Context-Sensitive Grammar: Extracting the Structure

In the previous chapter we created a parser to extract a list of JavaScript strings from an HTML source. Now we extend the parser to extract an HTML structure as well.

Matching Open And Close Tags

Elements of HTML has an interesting property: the name of an opening tag has to match the name of a closing tag. Natural for humans, but challenging for parsers.

PetitParser2 comes with a special syntax to express constrains of matching open and close tags. It can store a result of a rule (e.g. opening an html tag) onto a stack using the push operator and assert that a result of a rule (e.g. closing an html tag) matches the top of the stack using the match operator.

First define an element name as a repetition of letters and digits:

WebGrammar>>elementName
  ^ #word asPParser plus flatten

Than define an element as a sequence of elOpen, elContent and elClose:

WebGrammar>>element
  ^ (elOpen, elContent, elClose)

In elOpen, we push the element name as well as we possible arguments as a water:

WebGrammar>>elOpen
  ^ $< asPParser, elementName push, any starLazy, $> asPParser 
    ==> #second

In elClose, we first match the element name against the top of a stack and we pop the stack:

WebGrammar>>elClose
  ^ '</' asPParser, elementName match pop, $> asPParser

Element Content

elContent is a zero or more repetitions of the following elements (in the given order):

1. a javascript code;
2. another element; or
3. an unknown text.

Note:

Javascript is on the first position because it is kind of element and therefore must be ordered before an element rule.

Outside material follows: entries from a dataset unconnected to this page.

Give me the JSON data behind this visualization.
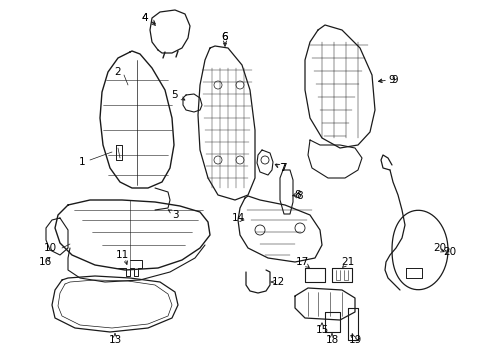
{
  "bg_color": "#ffffff",
  "line_color": "#1a1a1a",
  "fig_width": 4.89,
  "fig_height": 3.6,
  "dpi": 100
}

The same holds for the element rule, it is also kind of text.

WebGrammar>>elContent
  ^ (javascript / element / text nonEpsilon) star

Text can be anything. Therefore, we define it as with the help of bounded seas, concretely using the starLazy operator:

WebGrammar>>text
  ^ #any starLazy

Note:

Epsilon in Repetitions

Note, we mark the text rule with nonEpsilon. The nonEpsilon operator is an extension of PEGs that forbids epsilon parses (in other words if the underlying parser does not consume any input, it fails). The reason for this is that #any asPParser starLazy can consume anything, even the empty string, because the starLazy operator allows for zero repetitions.

Without nonEpsilon, the star repetition of elContent would end up in an infinite loop recognizing an epsilon in each of its iterations, never failing, never stopping. You can easily freeze your image by running the following code (we recommend saving your image now):

#any asPParser optional star parse: 'endless loop'

Testing the Code

Testing is always a good practice, let’s start with text:

WebGrammarTest>>testText
  self parse: 'foobar' rule: #text

And element follows:

WebGrammarTest>>testElement
  self parse: '<p>lorem ipsum</p>' 
       rule: #element.

WebGrammarTest>>testElementEmpty
  self parse: '<foo></foo>' 
       rule: #element.

WebGrammarTest>>testElementNested
  self parse: '<p>lorem <i>ipsum</i></p>' 
       rule: #element.

We should be able to parse malformed elements as well. Lets see if the push, match, pop magic works, as expected:

WebGrammarTest>>testElementMalformedWrongClose
  self parse: '<foo><bar>meh</baz></foo>' 
       rule: #element.

WebGrammarTest>>testElementMalformedExtraClose
  self parse: '<foo><bar>meh</bar></fii></foo>' 
       rule: #element.

WebGrammarTest>>testElementMalformedUnclosed
  self parse: '<head><meta content="mess"></head>' 
       rule: #element.

Summary

We extended our parser to match opening and closing elements of HTML. To do so, we used context-sensitive extension of PetitParser2: push, pop and matches rules.